Using Agents to Not Use Agents: How we built our Text-to-SQL Q & A system
Ask-a-Metric is a WhatsApp-based AI tool for SQL queries in the development sector, improving accuracy and efficiency through a pseudo-agent pipeline, achieving under 15 seconds response time and low costs.
Read original articleAsk-a-Metric is a WhatsApp-based AI data analyst designed to facilitate SQL database queries in the development sector using Large Language Models (LLMs). Initially, a simple pipeline was created for rapid feedback, but it faced challenges in accuracy and scalability. An agentic approach was tested using CrewAI, which improved accuracy but resulted in high costs and slow response times. This led to the development of a pseudo-agent pipeline that combined the strengths of both approaches, achieving better performance while reducing costs and response times.

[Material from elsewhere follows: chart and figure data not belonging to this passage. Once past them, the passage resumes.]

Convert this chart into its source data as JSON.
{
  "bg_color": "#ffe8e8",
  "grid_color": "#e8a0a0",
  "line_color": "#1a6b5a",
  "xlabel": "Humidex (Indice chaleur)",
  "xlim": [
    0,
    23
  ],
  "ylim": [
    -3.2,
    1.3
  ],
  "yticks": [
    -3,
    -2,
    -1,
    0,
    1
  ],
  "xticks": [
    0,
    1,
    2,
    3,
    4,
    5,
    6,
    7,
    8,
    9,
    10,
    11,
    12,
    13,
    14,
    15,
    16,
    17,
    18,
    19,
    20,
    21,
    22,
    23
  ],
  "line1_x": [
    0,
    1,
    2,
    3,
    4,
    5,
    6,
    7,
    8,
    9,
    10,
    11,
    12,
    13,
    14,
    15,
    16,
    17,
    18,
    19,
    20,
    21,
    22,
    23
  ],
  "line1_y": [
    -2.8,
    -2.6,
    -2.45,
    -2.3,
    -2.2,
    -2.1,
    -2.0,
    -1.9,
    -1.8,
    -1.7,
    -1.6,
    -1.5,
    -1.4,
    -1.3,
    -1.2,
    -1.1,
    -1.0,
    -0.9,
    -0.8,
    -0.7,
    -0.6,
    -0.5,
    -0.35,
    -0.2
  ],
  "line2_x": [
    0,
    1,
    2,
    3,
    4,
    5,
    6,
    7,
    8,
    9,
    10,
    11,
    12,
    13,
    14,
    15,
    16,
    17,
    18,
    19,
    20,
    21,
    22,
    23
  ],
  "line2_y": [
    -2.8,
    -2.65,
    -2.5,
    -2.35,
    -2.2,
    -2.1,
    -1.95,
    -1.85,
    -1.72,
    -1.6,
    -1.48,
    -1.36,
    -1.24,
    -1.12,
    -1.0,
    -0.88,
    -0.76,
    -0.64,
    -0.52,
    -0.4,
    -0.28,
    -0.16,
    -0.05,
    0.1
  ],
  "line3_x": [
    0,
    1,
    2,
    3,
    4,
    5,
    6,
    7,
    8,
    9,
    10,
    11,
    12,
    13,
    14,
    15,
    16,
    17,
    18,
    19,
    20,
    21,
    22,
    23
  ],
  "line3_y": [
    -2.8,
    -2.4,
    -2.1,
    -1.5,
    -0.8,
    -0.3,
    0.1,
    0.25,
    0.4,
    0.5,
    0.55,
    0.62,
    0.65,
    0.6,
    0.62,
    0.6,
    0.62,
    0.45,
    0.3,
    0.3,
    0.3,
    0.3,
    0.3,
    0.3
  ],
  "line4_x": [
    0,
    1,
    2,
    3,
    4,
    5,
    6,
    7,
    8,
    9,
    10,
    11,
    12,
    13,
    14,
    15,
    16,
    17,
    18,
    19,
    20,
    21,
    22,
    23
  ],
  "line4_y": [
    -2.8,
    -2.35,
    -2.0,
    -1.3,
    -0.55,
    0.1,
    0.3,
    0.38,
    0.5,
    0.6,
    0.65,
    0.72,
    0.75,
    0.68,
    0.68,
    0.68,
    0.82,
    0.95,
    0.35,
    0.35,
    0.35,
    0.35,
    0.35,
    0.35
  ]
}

The system must accurately understand user questions, comprehend database structures, and ensure safety and security. The initial simple version allowed for quick user feedback but struggled with accuracy and prompt engineering. The agentic approach involved two agents that utilized various tools to execute tasks, but it was costly and slow. The insights gained from this approach informed the creation of the pseudo-agent pipeline, which optimized task execution by breaking down processes into smaller steps and adopting an object-oriented design.
The pseudo-agent pipeline now achieves an average response time of under 15 seconds and costs less than USD 0.02 per query. Future improvements will focus on enhancing accuracy, speed, and cost-effectiveness while adding features like multi-turn chat and multi-language support. The goal is to make data access more efficient and accessible for stakeholders in the social impact sector.